La poésie et la brutalité de la migration écrite par Cécile Alix dans « A(ni)mal », un coup de coeur !

Titre : A(ni)mal

Autrice : Cécile Alix

Éditions : Slalom

Publication : 3 février 2022

Genre : Roman Contemporain Young Adult

Thèmes : Migration, Famille, Voyage, Guerre, Violence

Pages : 304

Prix : 14€95


Résumé :

Je suis un homme
 » Tu ne dis pas d’où tu viens, tu ne dis pas ton nom, tu oublies ton pays, compris ? Tu m’oublies. Et tous les autres que tu connais, que tu as connus, tous, tu les oublies aussi. Et qui tu es, tu l’oublies. À partir de maintenant, tu n’es personne, tu n’es de nulle part. À toi de redevenir quelqu’un, c’est possible. C’est possible, tu m’entends ? À ton âge, tout est possible. « 

Avoir 15 ans dans un pays en guerre, être forcé de devenir un homme, se retrouver projeté sur les chemins de la clandestinité, effleurer les limites de l’humanité, apprendre à survivre, s’effacer, oublier…

Puis
Vivre – à nouveau
Ressentir – encore
Faire confiance – petit à petit
Garder espoir – toujours

Le parcours d’un migrant, des difficultés indicibles de son voyage jusqu’à la résilience.


Mon avis :

Roman coup de poing, aussi fascinant pour sa plume que terrible et empreint d’espoir pour l’histoire qu’il raconte, « A(ni)mal, le nouveau livre de Cécile Alix est ces lectures qui marquent à vie. C’est avec beaucoup d’émotion que les mots s’y déploient pour offrir une lecture poignante, brutale et poétique, contant autant l’horreur que l’espérance d’un cheminement vers une liberté rêvée.

« A(ni)mal » est l’histoire d’un jeune adolescent contraint de fuir pour survivre, laissant derrière lui son identité en devenir mais aussi sa famille, son insouciance de jeunesse et tout ce qui le rattachait à son passé.

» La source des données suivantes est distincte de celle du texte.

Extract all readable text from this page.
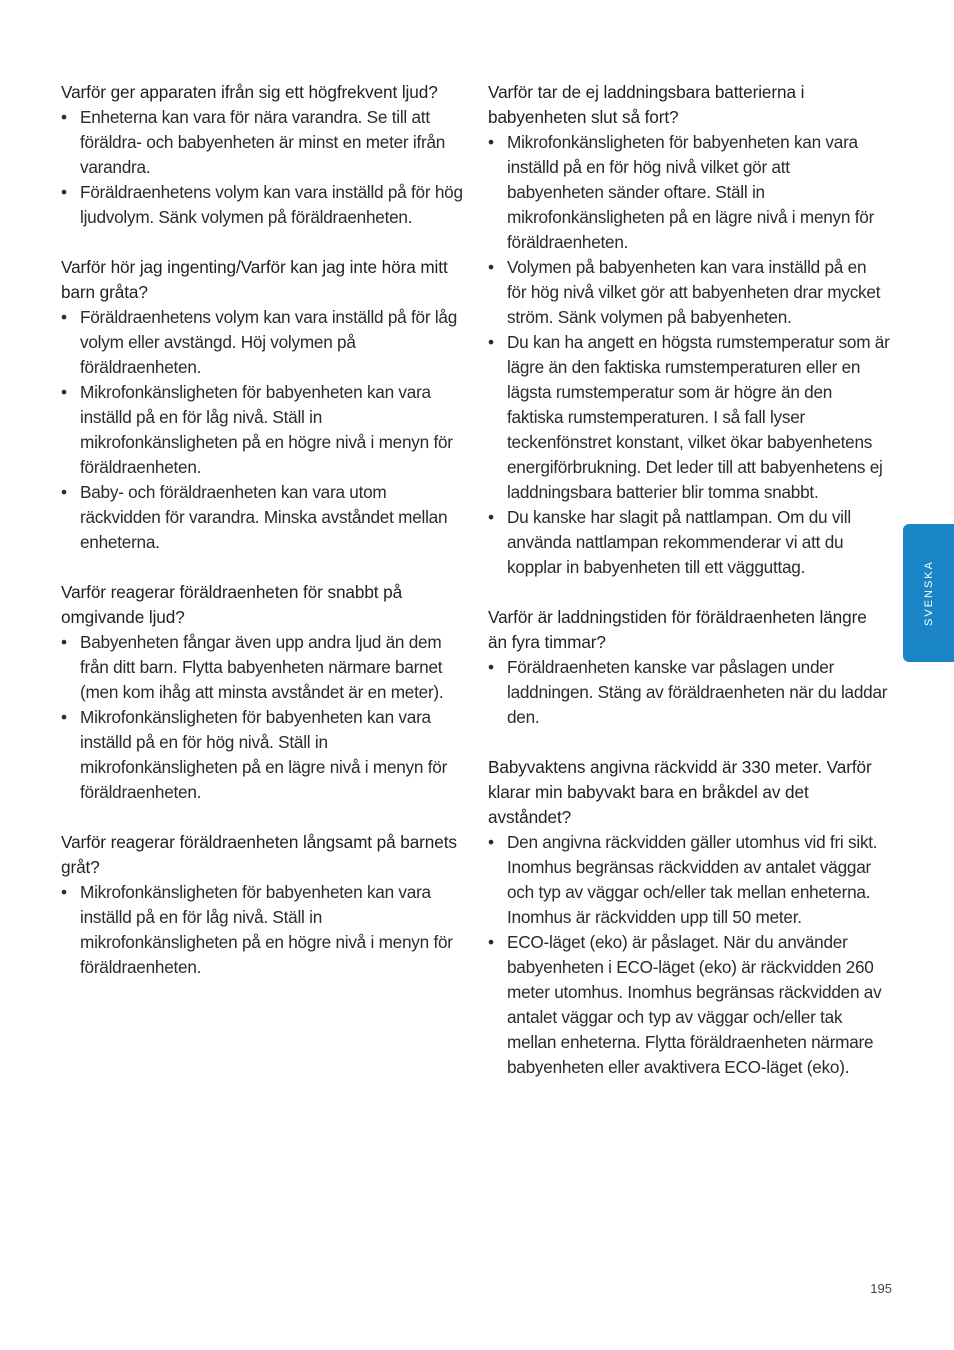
Varför ger apparaten ifrån sig ett högfrekvent ljud?

• Enheterna kan vara för nära varandra. Se till att föräldra- och babyenheten är minst en meter ifrån varandra.
• Föräldraenhetens volym kan vara inställd på för hög ljudvolym. Sänk volymen på föräldraenheten.

Varför hör jag ingenting/Varför kan jag inte höra mitt barn gråta?

• Föräldraenhetens volym kan vara inställd på för låg volym eller avstängd. Höj volymen på föräldraenheten.
• Mikrofonkänsligheten för babyenheten kan vara inställd på en för låg nivå. Ställ in mikrofonkänsligheten på en högre nivå i menyn för föräldraenheten.
• Baby- och föräldraenheten kan vara utom räckvidden för varandra. Minska avståndet mellan enheterna.

Varför reagerar föräldraenheten för snabbt på omgivande ljud?

• Babyenheten fångar även upp andra ljud än dem från ditt barn. Flytta babyenheten närmare barnet (men kom ihåg att minsta avståndet är en meter).
• Mikrofonkänsligheten för babyenheten kan vara inställd på en för hög nivå. Ställ in mikrofonkänsligheten på en lägre nivå i menyn för föräldraenheten.

Varför reagerar föräldraenheten långsamt på barnets gråt?

• Mikrofonkänsligheten för babyenheten kan vara inställd på en för låg nivå. Ställ in mikrofonkänsligheten på en högre nivå i menyn för föräldraenheten.

Varför tar de ej laddningsbara batterierna i babyenheten slut så fort?

• Mikrofonkänsligheten för babyenheten kan vara inställd på en för hög nivå vilket gör att babyenheten sänder oftare. Ställ in mikrofonkänsligheten på en lägre nivå i menyn för föräldraenheten.
• Volymen på babyenheten kan vara inställd på en för hög nivå vilket gör att babyenheten drar mycket ström. Sänk volymen på babyenheten.
• Du kan ha angett en högsta rumstemperatur som är lägre än den faktiska rumstemperaturen eller en lägsta rumstemperatur som är högre än den faktiska rumstemperaturen. I så fall lyser teckenfönstret konstant, vilket ökar babyenhetens energiförbrukning. Det leder till att babyenhetens ej laddningsbara batterier blir tomma snabbt.
• Du kanske har slagit på nattlampan. Om du vill använda nattlampan rekommenderar vi att du kopplar in babyenheten till ett vägguttag.

Varför är laddningstiden för föräldraenheten längre än fyra timmar?

• Föräldraenheten kanske var påslagen under laddningen. Stäng av föräldraenheten när du laddar den.

Babyvaktens angivna räckvidd är 330 meter. Varför klarar min babyvakt bara en bråkdel av det avståndet?

• Den angivna räckvidden gäller utomhus vid fri sikt. Inomhus begränsas räckvidden av antalet väggar och typ av väggar och/eller tak mellan enheterna. Inomhus är räckvidden upp till 50 meter.
• ECO-läget (eko) är påslaget. När du använder babyenheten i ECO-läget (eko) är räckvidden 260 meter utomhus. Inomhus begränsas räckvidden av antalet väggar och typ av väggar och/eller tak mellan enheterna. Flytta föräldraenheten närmare babyenheten eller avaktivera ECO-läget (eko).
SVENSKA
195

Ce roman est une bouleversante épopée où l’entraide s’amenuise, laissant place à la noirceur, malgré la force positive qui habite le personnage principal, devenu homme pour franchir les terres qui la sépare de la Méditerranée.

« Je suis un homme, je suis un homme, je suis un homme, je me répète. »

D’abord sans nom, dépouillée d’identité, nous faisons connaissance avec celui qui, pages après pages devient Miran. C’est au coeur d’une scène de séparation que l’adolescent, dont le nom est écrit sur des jerricans, cheveux désormais rasés et les économies scotchées au corps, s’éveille au lecteur. Il prend le départ pour un ailleurs. Nous ne savons pas d’où il vient… Mais il veut rejoindre la France. Pour y parvenir, le garçon va côtoyer l’enfer.

« J’ai soudain la certitude que je ne la reverrai plus. C’est un désespoir sans fin, une sensation de dernière fois. Le commencement d’un deuil. Mon enfance se meurt. »

« La lune refusait de nous voir quitter le pays et fermait son oeil de cyclope. en guise d’adieu, elle ne consentait à nous offrir que l’arc imperceptible d’une paupière close. Je l’aurais voulu ronde et lumineuse, comme un phare. »

« Paris c’est le Paradis » On ne condamne pas quelqu’un a l’enfer au nom du paradis. »

Il se fait muet. Petit. Homme. Pour survivre. Car les chemins indéfinis et sinueux vers l’Europe empoignent l’humanité des clandestins qui les parcourent. Il n’y a alors pour Miran, plus que la survie.

La plume de Cécile Alix est volatile, travaillée et empreinte d’un rythme émouvant. Jouant des rythmes et sonorités pour marquer les esprits, elle fait vibrer les pensées de Miran, s’accordant aux émotions qui traversent son personnage, lui offrant une voix alors que tout ce qui l’entoure pendant son sordide voyage lui inculque que disparaitre est la seule solution.

« Dans le ciel des milliard s d’étoiles, à terre les dormeurs enroulés dans leurs haillons. L’indicible beauté d’une nuit étoilée, l’amère réalité de notre camp d’exilés. Sous mes yeux, le monde divisé en deux. Une moitié que l’on dit créée par la main de Dieu, l’autre jetée là par la main de l’homme. »

« Une valise c’est le passé et l’avenir, un ancrage et une promesse. »

Il semble impossible de ressortir indemne de ce livre. Les larmes accompagnent le lecteur qui pleure la beauté de Miran, sa survie et sa poésie. Cette histoire et ses mots émerveillent. Elle partage un tabou, une vérité criante et nécessaire. Mais pour comprendre l’émotion débordante que dégage « A(ni)mal », il faut le lire. Vraiment.